Benjamin Korn (born 1946 in Lublin) is a German theatre director and essayist.

== Life ==
Korn, the son of devout Polish Jews, studied sociology in Frankfurt am Main at the Institute for Social Research. In 1975, he became an assistant director to Michael Gruner in Frankfurt and Wiesbaden. From 1976, he worked independently as a director and achieved early success in 1978 with a production of Stella.

Following this, Jürgen Bosse brought him to the Nationaltheater Mannheim, where he directed Clavigo in 1979. His 1980 production of Maria Magdalena in Wiesbaden also received attention. In 1980/81, Peter Striebeck invited him to the Thalia Theater in Hamburg, where he staged Fegefeuer in Ingolstadt (1980), Nathan the Wise (1981), and Leonce and Lena (1982).
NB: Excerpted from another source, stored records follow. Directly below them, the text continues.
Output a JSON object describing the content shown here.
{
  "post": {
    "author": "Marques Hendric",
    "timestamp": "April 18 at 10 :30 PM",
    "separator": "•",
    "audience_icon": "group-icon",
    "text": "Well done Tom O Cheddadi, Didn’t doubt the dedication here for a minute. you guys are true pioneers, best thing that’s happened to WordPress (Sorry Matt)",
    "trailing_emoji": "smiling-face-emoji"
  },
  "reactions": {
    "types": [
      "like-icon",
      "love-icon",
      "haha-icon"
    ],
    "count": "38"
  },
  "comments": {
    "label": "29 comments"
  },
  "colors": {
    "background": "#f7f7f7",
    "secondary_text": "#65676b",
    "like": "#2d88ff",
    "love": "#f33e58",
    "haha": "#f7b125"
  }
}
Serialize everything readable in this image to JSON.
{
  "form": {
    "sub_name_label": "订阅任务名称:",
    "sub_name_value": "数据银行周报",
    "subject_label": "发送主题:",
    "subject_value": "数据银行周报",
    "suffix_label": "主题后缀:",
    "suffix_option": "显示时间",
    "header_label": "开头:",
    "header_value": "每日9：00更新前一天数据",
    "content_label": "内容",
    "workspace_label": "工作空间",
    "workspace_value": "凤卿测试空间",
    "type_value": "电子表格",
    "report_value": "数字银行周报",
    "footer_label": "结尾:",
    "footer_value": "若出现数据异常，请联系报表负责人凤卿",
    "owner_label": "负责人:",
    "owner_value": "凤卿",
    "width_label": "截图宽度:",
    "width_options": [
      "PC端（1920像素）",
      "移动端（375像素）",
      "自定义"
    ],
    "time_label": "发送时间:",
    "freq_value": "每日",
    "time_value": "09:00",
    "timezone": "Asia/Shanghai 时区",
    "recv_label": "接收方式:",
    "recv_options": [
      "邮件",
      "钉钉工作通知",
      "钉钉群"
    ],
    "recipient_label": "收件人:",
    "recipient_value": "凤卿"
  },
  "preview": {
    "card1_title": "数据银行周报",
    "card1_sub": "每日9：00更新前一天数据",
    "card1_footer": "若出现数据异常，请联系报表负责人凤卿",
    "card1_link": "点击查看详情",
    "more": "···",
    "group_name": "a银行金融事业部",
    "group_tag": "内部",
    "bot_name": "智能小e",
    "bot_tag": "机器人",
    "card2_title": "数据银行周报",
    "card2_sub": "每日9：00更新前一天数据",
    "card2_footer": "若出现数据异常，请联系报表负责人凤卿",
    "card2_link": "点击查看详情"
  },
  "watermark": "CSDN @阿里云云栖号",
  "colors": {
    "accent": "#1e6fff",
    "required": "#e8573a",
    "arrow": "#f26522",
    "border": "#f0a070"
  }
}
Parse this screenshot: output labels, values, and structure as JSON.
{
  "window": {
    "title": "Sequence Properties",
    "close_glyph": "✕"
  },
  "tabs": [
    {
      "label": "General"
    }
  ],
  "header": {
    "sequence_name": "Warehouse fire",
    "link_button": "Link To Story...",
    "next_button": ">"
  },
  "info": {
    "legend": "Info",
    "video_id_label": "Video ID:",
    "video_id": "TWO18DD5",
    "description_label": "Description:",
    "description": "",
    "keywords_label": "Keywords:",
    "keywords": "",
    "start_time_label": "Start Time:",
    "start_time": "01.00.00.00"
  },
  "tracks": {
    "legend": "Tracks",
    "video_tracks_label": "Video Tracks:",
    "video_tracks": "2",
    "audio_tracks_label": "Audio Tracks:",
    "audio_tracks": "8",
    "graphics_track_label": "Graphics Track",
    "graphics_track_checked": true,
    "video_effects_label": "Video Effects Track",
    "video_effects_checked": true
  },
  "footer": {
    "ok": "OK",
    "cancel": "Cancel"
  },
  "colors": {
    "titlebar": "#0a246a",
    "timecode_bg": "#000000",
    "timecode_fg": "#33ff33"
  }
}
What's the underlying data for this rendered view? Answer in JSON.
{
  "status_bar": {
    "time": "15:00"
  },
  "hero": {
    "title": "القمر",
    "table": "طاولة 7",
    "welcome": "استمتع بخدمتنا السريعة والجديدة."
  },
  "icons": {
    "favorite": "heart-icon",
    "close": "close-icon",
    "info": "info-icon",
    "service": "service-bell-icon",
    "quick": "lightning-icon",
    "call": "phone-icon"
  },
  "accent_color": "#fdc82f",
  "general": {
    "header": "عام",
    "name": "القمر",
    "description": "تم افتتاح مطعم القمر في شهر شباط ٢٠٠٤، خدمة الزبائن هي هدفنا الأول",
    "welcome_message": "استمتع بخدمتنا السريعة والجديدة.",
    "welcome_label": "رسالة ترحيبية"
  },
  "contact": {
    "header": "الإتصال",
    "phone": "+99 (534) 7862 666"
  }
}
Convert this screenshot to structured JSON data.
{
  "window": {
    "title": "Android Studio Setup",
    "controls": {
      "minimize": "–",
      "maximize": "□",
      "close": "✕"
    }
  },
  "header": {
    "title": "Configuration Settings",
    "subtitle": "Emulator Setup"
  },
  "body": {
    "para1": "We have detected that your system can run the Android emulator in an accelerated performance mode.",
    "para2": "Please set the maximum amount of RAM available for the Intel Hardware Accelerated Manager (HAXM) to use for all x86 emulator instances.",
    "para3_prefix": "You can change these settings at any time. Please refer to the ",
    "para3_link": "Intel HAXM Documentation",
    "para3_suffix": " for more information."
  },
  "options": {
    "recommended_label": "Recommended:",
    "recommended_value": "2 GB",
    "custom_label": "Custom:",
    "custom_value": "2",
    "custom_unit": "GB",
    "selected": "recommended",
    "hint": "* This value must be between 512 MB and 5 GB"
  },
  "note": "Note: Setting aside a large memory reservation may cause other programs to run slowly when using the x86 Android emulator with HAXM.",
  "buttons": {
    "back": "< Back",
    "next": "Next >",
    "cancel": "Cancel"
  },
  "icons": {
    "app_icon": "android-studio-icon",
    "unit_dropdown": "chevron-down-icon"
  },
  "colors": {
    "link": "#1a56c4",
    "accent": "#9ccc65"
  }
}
He went on to direct The Dispute at the Cologne Schauspielhaus (1983), Woyzeck at the Munich Kammerspiele (1984), Miss Julie at the Schauspiel Frankfurt (1985), and Dom Juan (1985) at the same theatre. Further productions included Tartuffe at the Bavarian State Theatre (1987), Faith, Hope and Charity at the Schauspielhaus Bochum (1988), and Elle by Jean Genet (1991, German premiere) at the same venue. Other engagements took him to the Schauspielhaus Zürich and to Paris, where he has lived since 1982.
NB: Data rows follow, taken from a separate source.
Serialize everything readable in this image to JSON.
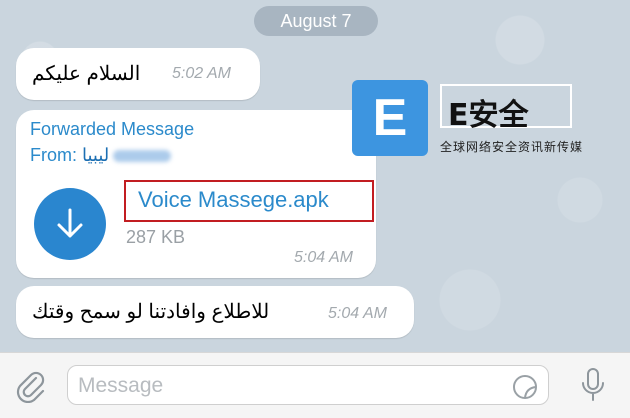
{
  "date_separator": "August 7",
  "messages": [
    {
      "text": "السلام عليكم",
      "time": "5:02 AM"
    },
    {
      "forwarded_label": "Forwarded Message",
      "from_prefix": "From:",
      "from_name": "ليبيا",
      "file": {
        "name": "Voice Massege.apk",
        "size": "287 KB"
      },
      "time": "5:04 AM"
    },
    {
      "text": "للاطلاع وافادتنا لو سمح وقتك",
      "time": "5:04 AM"
    }
  ],
  "composer": {
    "placeholder": "Message"
  },
  "watermark": {
    "logo_letter": "E",
    "title": "E安全",
    "subtitle": "全球网络安全资讯新传媒"
  },
  "colors": {
    "accent": "#2b8acb",
    "highlight_border": "#c21d21",
    "bubble": "#ffffff",
    "background": "#cad5de"
  },
  "icons": [
    "download-icon",
    "paperclip-icon",
    "sticker-icon",
    "microphone-icon"
  ]
}
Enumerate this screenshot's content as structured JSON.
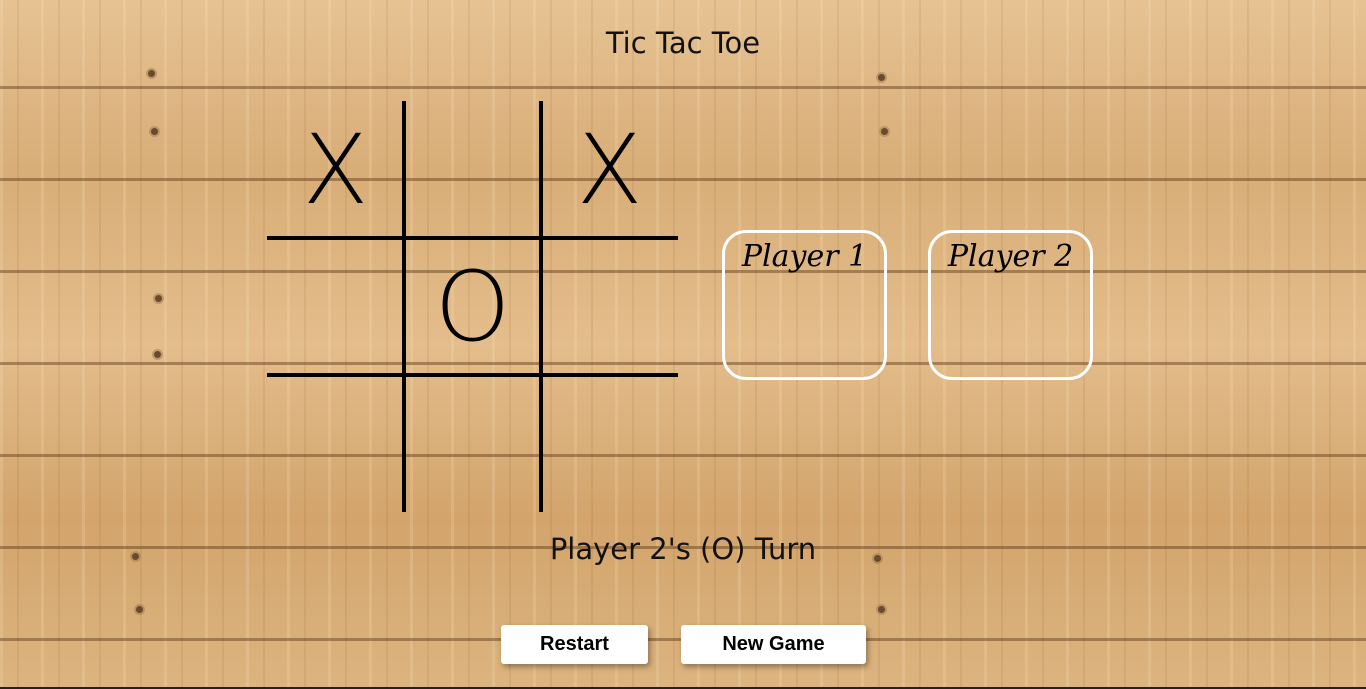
{
  "title": "Tic Tac Toe",
  "board": {
    "cells": [
      "X",
      "",
      "X",
      "",
      "O",
      "",
      "",
      "",
      ""
    ]
  },
  "players": [
    {
      "name": "Player 1"
    },
    {
      "name": "Player 2"
    }
  ],
  "status": "Player 2's (O) Turn",
  "buttons": {
    "restart": "Restart",
    "new_game": "New Game"
  }
}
In 1999, Korn was considered as a candidate to succeed Holger Berg as director of drama at the Municipal Theatres of Nuremberg, although Klaus Kusenberg was ultimately appointed to the position.
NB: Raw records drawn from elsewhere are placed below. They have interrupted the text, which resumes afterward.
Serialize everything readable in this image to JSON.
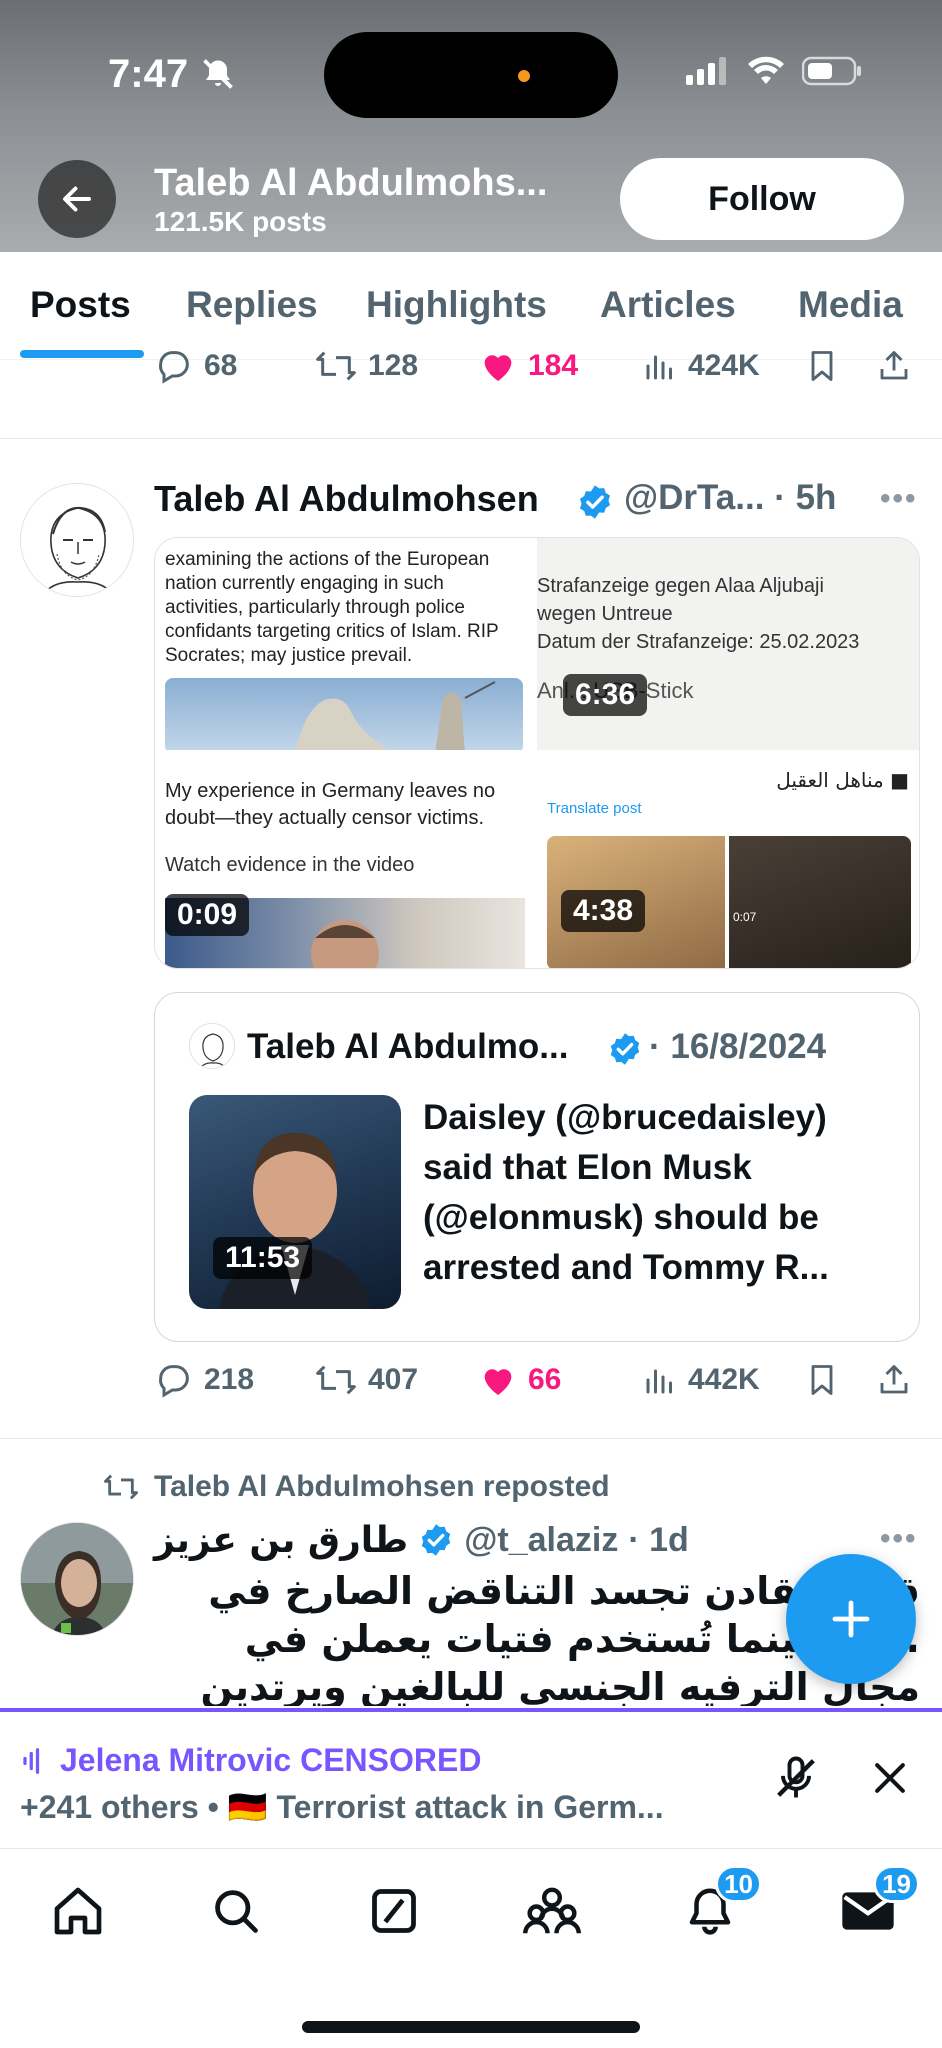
{
  "status_bar": {
    "time": "7:47"
  },
  "header": {
    "name": "Taleb Al Abdulmohs...",
    "posts_count": "121.5K posts",
    "follow_label": "Follow"
  },
  "tabs": [
    {
      "label": "Posts"
    },
    {
      "label": "Replies"
    },
    {
      "label": "Highlights"
    },
    {
      "label": "Articles"
    },
    {
      "label": "Media"
    }
  ],
  "prev_tweet_actions": {
    "replies": "68",
    "reposts": "128",
    "likes": "184",
    "views": "424K"
  },
  "tweet": {
    "name": "Taleb Al Abdulmohsen",
    "handle": "@DrTa...",
    "time": "· 5h",
    "media": [
      {
        "text": "examining the actions of the European nation currently engaging in such activities, particularly through police confidants targeting critics of Islam. RIP Socrates; may justice prevail."
      },
      {
        "text_lines": [
          "Strafanzeige gegen Alaa Aljubaji",
          "wegen Untreue",
          "Datum der Strafanzeige: 25.02.2023"
        ],
        "overlay": "Anl... USB-Stick",
        "duration": "6:36"
      },
      {
        "text": "My experience in Germany leaves no doubt—they actually censor victims.",
        "text2": "Watch evidence in the video",
        "duration": "0:09"
      },
      {
        "header_ar": "■ مناهل العقيل",
        "translate": "Translate post",
        "duration": "4:38",
        "small": "0:07"
      }
    ],
    "quote": {
      "name": "Taleb Al Abdulmo...",
      "date": "· 16/8/2024",
      "duration": "11:53",
      "text": "Daisley (@brucedaisley) said that Elon Musk (@elonmusk) should be arrested and Tommy R..."
    },
    "actions": {
      "replies": "218",
      "reposts": "407",
      "likes": "66",
      "views": "442K"
    }
  },
  "repost": {
    "label": "Taleb Al Abdulmohsen reposted",
    "name": "طارق بن عزيز",
    "handle": "@t_alaziz",
    "time": "· 1d",
    "lines": [
      "قصة مقادن تجسد التناقض الصارخ في",
      "...ية؛ بينما تُستخدم فتيات يعملن في",
      "مجال الترفيه الجنسي للبالغين ويرتدين فنايل"
    ]
  },
  "spaces": {
    "title": "Jelena Mitrovic CENSORED",
    "subtitle": "+241 others • 🇩🇪 Terrorist attack in Germ..."
  },
  "nav": {
    "notifications_badge": "10",
    "messages_badge": "19"
  },
  "colors": {
    "accent": "#1d9bf0",
    "like": "#f91880",
    "spaces": "#7856ff"
  }
}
For his essay collection Kunst, Macht und Moral ("Art, Power and Morality"), he received the Clemens Brentano Prize of the city of Heidelberg in 1998.

Korn has also published numerous essays in German newspapers such as Die Zeit, addressing topics including the remembrance of fascism, theatre scandals as political phenomena, and current political movements in France.

His elder brother, Salomon Korn, is chairman of the Jewish Community of Frankfurt and a former vice president of the Central Council of Jews in Germany.

== Publications ==
- Kunst, Macht und Moral. Suhrkamp, Frankfurt am Main, 1998, ISBN 3-518-39352-9. (Essays)
- Afterword in: Anatoli Kusnezow: Babi Yar – The Ravine of Suffering: A Documentary Novel. Berlin: Matthes & Seitz, 2001, ISBN 3-88221-295-0.
- Contribution in: Katja Behrens (ed.): Ich bin geblieben – warum? Juden in Deutschland – heute ("I Stayed – Why? Jews in Germany Today"). Bleicher, Gerlingen, 2002, ISBN 3-88350-055-0.